Morton Unveils New Mustang of the Year Contest


Edwin Zarco, Reporter

Morton East students can participate in a new pageant-style competition, Mustang of the Year, but many aren’t aware of this new opportunity.

Students running towards the end of the year to enjoy their summer must also remember to take the time to enjoy the tail end of their year, and for many, the end of their time in Morton East. There are special events that Morton students can participate in to celebrate the end of the school year such as a trip to six flags or yearly lock-in. These events have been upended as of late due to the global COVID-19 pandemic and many of the end-of-year activities had to be postponed or adapted to fit what had been happening around the world. One of the events that returned with a change this year is the Mr. Morty competition.

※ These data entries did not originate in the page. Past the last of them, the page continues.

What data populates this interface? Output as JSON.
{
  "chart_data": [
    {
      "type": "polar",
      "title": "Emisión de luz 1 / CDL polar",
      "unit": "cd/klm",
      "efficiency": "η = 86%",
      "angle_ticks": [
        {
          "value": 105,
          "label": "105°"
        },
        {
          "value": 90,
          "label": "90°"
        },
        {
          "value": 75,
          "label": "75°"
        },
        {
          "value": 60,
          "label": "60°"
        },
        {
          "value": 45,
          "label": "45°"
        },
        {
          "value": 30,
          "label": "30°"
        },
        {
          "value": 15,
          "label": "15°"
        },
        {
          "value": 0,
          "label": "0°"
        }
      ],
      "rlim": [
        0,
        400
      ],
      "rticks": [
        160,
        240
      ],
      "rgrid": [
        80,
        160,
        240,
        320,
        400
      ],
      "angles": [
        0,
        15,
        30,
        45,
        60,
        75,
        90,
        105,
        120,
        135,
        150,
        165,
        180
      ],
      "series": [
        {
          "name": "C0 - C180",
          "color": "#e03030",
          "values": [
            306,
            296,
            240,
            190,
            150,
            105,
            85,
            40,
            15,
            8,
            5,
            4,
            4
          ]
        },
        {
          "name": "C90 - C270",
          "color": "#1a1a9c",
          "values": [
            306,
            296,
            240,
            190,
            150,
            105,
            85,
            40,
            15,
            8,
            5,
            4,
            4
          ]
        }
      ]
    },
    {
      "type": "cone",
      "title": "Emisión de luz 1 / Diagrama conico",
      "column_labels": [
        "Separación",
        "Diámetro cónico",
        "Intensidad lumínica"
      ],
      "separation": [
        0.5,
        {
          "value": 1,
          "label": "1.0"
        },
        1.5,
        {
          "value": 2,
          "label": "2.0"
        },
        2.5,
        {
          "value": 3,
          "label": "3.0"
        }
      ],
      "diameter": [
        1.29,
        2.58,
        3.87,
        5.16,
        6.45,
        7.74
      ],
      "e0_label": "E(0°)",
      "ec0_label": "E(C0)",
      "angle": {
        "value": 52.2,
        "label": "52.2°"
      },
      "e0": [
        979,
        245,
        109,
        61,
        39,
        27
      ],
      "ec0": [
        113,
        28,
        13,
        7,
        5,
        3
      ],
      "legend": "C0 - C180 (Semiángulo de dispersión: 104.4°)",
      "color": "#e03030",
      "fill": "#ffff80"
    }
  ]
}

The Mr. Morty competition is a pageant-style competition that has been rebranded this 2021-2022 school year as Mustang of the Year. According to information released for Mustang of the Year, the competition consists of “showcasing a student’s school spirit, style, and wits” with the grand prize being “getting all your senior activities paid for.” Like in usual pageant competitions, Mustang of the Year will see students wearing and showing off their Morton clothing and merchandise, present a talent, answer questions, and dance in order to determine who is worthy to be called this school years Mustang of the Year. The rebranding from Mr. Morty occurred to keep up with the times and break down barriers that prevented all from participating and having fun regardless of gender. In a random survey of 102 Morton East students, 46 students reported that they were aware of the competition.

“It’s whatever for me,” expresses sophomore student Leo, “I didn’t even know about Mustang of the Year until I walked past a sign for it. I didn’t even know what it’s about to be honest.”

There are people who see the competition more favorably.

“I’m happy to see the Mr. Morton contest evolve with the times. Something so gender-centric needed to change. Besides, the concept of senior boys parading themselves like meat in front of the crowds like a high school beauty pageant probably did send the wrong message,” English teacher Kent Frankfother said.

Some, on the other hand, aren’t exactly fans of the whole idea.

“I don’t care about the contest,” senior Angel Rosales proclaims, “It just looks like the usual type of popularity contest that has students that don’t really represent the actual student body. It’s not bad, just not anything I really care for.”